Alzheimer-Projekt gewürdigt
Bundesfamilienministerin im Bischof-Benno-Haus
Schmochtitz (dw) -"Erholen können wir uns nur, wenn die Patienten in unserer Nähe sind und wenn wir sehen, dass es ihnen gut geht", hatten Klaus Kinner und andere Angehörige von Alzheimer-Kranken gesagt, bevor sie 2001 an der ersten Bildungsfreizeit im Bischof-Benno- Haus in Schmochtitz teilnahmen. Tag und Nacht hatte Klaus Kinner aus Bautzen über Monate hinweg seine erkrankte Ehefrau gepflegt. Ihm und anderen betroffenen Angehörigen wollten die Initiatoren des Freizeitangebots einige Tage lang Gelegenheit zum Ausruhen geben und ihnen gleichzeitig Kenntnisse vermitteln, die ihnen den Alltag mit den Patienten erleichtern.
Wenn man die Anmeldezahlen und die Reaktionen der Teilnehmer betrachtet, scheint das bundesweit erste Angebot dieser Art ein voller Erfolg zu sein. Zweibis dreimal jährlich finden die Schmochtitzer Bildungsfreizeiten für maximal zehn Alzheimerpatienten und ihre pflegenden Angehörigen statt, mit Teilnehmern aus ganz Deutschland. Dem Wunsch der Angehörigen entsprechend sind die Patienten mit dabei. Sie nehmen an manchen gemeinsamen Aktivitäten wie Tanz, Kegeln, Musizieren und Ausflügen teil und werden darüber hinaus gezielt gefördert. Möglich ist das, weil sich neben hauptamtlichen Krankenpflegern und Therapeuten auch eine große Zahl von ehrenamtlichen Helfern einbringt. Die Helfer, die in Wochenendseminaren im Bischof- Benno-Haus speziell geschult werden, unterstützen die Patienten beispielsweise auch bei den Mahlzeiten, so dass manche der pflegenden Angehörigen sich seit langer Zeit zum ersten Mal einmal entspannt ihrem Essen widmen können.

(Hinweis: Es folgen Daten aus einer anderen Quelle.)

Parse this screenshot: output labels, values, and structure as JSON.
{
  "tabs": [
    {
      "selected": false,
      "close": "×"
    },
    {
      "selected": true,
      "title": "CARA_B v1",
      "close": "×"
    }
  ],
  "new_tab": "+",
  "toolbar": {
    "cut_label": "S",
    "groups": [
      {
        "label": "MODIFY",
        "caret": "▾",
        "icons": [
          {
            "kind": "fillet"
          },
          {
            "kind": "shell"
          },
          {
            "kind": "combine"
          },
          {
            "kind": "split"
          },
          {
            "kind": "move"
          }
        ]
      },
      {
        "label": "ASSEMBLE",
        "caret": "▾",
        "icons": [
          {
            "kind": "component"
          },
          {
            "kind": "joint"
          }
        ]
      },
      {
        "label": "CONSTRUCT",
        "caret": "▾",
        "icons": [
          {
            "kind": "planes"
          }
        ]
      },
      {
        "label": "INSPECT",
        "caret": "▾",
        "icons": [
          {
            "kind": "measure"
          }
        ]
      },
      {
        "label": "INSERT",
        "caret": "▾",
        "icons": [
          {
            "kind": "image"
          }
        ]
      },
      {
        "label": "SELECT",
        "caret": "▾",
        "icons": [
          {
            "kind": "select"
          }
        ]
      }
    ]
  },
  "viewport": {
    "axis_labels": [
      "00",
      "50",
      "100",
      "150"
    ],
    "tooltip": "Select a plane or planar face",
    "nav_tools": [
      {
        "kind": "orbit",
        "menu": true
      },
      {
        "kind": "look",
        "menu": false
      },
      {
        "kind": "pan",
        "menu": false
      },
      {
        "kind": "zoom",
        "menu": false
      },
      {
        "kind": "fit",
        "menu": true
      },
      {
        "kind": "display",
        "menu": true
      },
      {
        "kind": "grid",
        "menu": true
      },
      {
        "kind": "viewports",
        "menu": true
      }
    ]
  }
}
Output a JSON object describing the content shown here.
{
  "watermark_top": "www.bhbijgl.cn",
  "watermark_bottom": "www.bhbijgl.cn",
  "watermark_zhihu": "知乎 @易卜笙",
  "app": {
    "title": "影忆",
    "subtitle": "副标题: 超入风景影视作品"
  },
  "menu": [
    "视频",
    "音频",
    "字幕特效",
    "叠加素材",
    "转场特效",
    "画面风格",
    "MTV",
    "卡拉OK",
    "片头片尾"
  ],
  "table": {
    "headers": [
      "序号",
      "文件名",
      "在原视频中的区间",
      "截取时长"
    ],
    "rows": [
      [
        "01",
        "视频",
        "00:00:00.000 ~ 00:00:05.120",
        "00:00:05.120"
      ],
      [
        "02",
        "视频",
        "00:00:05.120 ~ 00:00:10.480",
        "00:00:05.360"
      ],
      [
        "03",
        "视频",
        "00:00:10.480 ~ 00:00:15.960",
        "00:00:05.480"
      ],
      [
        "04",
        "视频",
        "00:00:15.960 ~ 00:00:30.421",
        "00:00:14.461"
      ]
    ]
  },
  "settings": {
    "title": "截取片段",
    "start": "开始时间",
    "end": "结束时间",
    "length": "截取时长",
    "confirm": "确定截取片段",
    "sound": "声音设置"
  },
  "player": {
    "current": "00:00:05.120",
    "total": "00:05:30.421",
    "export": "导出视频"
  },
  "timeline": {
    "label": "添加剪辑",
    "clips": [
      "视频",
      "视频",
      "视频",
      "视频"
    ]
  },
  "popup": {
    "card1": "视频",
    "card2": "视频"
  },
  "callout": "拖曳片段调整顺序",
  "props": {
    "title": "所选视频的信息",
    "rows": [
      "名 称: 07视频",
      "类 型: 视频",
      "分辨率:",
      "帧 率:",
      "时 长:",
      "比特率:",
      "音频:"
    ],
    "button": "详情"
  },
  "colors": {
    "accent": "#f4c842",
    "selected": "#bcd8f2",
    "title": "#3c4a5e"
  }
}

Zu dem Helferteam gehören Mitglieder der Bautzener Angehörigen- Selbsthilfegruppe, ältere Frauen aus der Umgebung des Bischof-Benno-Hauses, Häftlinge aus der Justizvollzugsanstalt Bautzen mit ihrem Freizeitbetreuer, und eine Maria-Ward- Schwester, die besinnliche Einstimmungen in den Tag anbietet. Sie alle tragen dazu bei, dass es auch den Alzheimer-Kranken gut geht. In einer freundlichen Atmosphäre, in der sie sich angenommen fühlen, gelingt es ihnen nach Einschätzung von Manuela Strack, der Leiterin der Bautzener Selbsthilfegruppe, recht gut, sich auf die ungewohnte Situation einzustellen. Aggressive Ausbrüche treten hier beispielsweise seltener auf als in einer abweisend wirkenden Umgebung. Bundesfamilienministerin Renate Schmidt, die sich bei einem Schmochtitz-Besuch am 26. August über das Projekt informierte, würdigte die Arbeit des Hauses mit Alzheimer- und Demenz-Kranken als "wegweisend" . Sie bezeichnete die Bildungsfreizeiten als eine Art "Mutter-Kind-Kur für die ältere Generation", weil sich die Teilnehmer hier in enger Nähe zum betreuten Angehörigen erholen können und zusätzlich mit Informationen versorgt werden, die ihnen helfen, zu Hause besser klarzukommen. In weiten Teilen der Gesellschaft würde dagegen hartnäckig verdrängt, dass es immer mehr alte und demente Menschen gibt, kritisierte die Ministerin. Abzulesen sei das auch an der mangelnden Bereitschaft in weiten Teilen der erwerbstätigen Bevölkerung, für mehr Qualität in der Pflege auch nur zwei Euro mehr auszugeben. Dass das Alzheimer-Projekt des Bischof-Benno-Hauses bislang kaum Nachahmer gefunden hat, liegt nach Ansicht von Dr. Peter- Paul Straube, dem Leiter der Bildungsstätte, an unzulänglichen Fördermöglichkeiten. Zu jeder Bildungsfreizeit müsse das Haus mehrere tausend Euro zuschießen. Von einer neuen Förderrichtlinie erhofft er sich jedoch eine Verbesserung. Das sächsische Sozialministerium hat dem Projekt bereits bescheinigt, förderwürdig zu sein.